The Lost Tapes of Orson Welles
BBC World Service
A seducing documentary (30 November, 8.05pm) used recordings of Orson Welles speaking unguardedly over lunches in a restaurant in Hollywood between 1983 and 1985. The film director Henry Jaglom made the recordings with a small tape machine when Welles, his mentor, was in his late sixties and basically unemployed. Endlessly voluble (“I’m going to order and then talk”), Welles frequently orders for both of them (“You’re not having the cassoulet?”) and, although depressed and catastrophically in debt, holds forth with confidence, memorably about Woody Allen: “That kind of man. What he’s basically saying is, ‘What a small penis I have and don’t you adore me for it?’ ”
Of Robert De Niro, who had offered to play a political candidate in a prospective movie, he says: “A great actor. But as a candidate? Can you imagine this man saying, ‘I’ve got to carry Kansas?’ I really don’t see him carrying Kansas.” Welles sounds so convinced, but is surely wrong on this. De Niro’s 15 different smiles in Taxi Driver, the dead look in his eyes in Meet the Parents – was he not born to glad-hand at a rally?
This was the period of Welles’s life when he would turn up on American chat shows, obese and ostensibly forgotten, retelling familiar showbiz stories. One of his daughters, the rather inconveniently named Christopher (Orson once said to her, “Christopher Welles . . . your name has such a fabulous ring to it, don’t you think?”), recalled in her memoir going to meet him at the Algonquin and how she found him wearing a huge white kaftan, with a dog tucked under his arm (“Kiki will bite if you come too close”), eating Cobb salad after Cobb salad and telling those stories to her yet again. But for Jaglom, it seems, he varied his patter, any monologue ranging from the suspicious toe lengths of Greeks to Chaplin being scarcely as talented as Johnny Carson.
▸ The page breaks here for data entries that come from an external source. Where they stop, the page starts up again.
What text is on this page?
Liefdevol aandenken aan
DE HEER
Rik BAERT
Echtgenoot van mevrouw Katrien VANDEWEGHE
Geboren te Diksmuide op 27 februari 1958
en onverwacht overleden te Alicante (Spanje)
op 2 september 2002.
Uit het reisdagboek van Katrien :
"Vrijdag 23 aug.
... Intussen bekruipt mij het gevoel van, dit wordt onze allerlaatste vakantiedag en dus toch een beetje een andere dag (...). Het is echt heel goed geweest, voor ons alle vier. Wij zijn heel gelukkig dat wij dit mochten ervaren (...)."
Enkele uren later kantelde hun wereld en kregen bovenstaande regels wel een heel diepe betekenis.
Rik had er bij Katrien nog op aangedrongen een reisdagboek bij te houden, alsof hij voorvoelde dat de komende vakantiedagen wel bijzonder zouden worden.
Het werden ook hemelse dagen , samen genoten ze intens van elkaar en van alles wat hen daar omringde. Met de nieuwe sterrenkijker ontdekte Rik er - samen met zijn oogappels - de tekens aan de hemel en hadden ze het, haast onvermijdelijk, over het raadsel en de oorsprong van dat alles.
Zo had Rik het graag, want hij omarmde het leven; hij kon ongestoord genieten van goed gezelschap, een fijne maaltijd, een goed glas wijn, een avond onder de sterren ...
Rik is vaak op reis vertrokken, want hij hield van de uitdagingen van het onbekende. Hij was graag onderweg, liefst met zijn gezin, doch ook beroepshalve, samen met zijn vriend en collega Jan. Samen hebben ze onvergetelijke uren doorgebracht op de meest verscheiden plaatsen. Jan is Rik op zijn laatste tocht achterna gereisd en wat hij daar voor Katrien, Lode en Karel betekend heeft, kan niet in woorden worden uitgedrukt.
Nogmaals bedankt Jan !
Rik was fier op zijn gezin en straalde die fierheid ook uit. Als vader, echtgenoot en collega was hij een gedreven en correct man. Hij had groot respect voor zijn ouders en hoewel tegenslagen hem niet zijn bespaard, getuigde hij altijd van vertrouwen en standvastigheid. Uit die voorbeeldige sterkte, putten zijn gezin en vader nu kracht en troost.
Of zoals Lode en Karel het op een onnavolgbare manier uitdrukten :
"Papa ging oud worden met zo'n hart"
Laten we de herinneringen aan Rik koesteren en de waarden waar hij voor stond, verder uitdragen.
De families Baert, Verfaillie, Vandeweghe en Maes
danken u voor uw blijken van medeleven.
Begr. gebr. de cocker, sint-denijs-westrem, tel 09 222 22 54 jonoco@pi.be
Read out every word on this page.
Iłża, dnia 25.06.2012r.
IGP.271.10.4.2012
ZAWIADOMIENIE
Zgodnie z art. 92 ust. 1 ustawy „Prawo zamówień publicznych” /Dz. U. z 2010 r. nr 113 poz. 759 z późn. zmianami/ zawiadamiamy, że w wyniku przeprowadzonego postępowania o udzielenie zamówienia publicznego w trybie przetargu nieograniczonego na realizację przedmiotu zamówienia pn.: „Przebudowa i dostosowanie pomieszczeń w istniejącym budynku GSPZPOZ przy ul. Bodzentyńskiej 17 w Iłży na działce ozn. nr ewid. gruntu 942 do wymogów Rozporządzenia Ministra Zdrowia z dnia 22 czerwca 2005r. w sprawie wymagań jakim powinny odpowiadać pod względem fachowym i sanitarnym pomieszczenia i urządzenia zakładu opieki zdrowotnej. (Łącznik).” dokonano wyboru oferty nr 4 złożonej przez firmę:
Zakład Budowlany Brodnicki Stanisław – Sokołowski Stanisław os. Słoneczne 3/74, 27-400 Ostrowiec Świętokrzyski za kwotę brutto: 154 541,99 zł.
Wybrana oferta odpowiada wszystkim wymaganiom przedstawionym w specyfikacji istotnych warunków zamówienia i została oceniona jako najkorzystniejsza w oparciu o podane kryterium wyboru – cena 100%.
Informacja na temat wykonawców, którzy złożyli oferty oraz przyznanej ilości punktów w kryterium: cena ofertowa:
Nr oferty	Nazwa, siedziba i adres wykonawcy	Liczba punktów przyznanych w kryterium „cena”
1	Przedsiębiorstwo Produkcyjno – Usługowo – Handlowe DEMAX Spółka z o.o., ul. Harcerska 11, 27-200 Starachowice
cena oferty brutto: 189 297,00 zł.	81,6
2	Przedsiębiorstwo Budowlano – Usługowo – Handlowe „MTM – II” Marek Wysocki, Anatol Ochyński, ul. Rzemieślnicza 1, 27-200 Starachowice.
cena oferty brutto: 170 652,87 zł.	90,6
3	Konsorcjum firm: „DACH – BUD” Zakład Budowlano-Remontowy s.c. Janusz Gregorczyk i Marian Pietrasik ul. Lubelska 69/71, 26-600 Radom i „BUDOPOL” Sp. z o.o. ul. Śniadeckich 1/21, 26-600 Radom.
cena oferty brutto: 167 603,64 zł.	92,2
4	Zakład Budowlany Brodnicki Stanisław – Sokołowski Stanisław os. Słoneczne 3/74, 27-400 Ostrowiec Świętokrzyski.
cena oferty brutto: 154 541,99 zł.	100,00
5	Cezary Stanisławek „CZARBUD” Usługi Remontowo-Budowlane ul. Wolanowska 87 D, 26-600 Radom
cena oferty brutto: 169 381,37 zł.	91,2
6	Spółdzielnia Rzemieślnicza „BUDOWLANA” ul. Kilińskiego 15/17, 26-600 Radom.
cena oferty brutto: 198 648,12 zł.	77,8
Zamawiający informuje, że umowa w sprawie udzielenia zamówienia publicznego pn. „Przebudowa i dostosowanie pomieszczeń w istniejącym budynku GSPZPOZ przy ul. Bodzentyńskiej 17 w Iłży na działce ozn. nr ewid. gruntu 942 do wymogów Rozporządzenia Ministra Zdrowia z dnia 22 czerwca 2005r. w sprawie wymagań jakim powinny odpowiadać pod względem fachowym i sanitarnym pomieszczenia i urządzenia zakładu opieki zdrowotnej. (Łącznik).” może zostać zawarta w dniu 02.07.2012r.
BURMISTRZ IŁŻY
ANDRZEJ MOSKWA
No mention was made at the end of the programme of Welles’s appallingly ill-attended funeral at a crematorium in downtown LA in 1985, though there is more than enough tragedy in the tapes themselves – in the way Welles talks as if he has always been there with his cassoulet, only mildly fazed that the 1980s have sprung up around him, waiting for anyone to turn up and listen.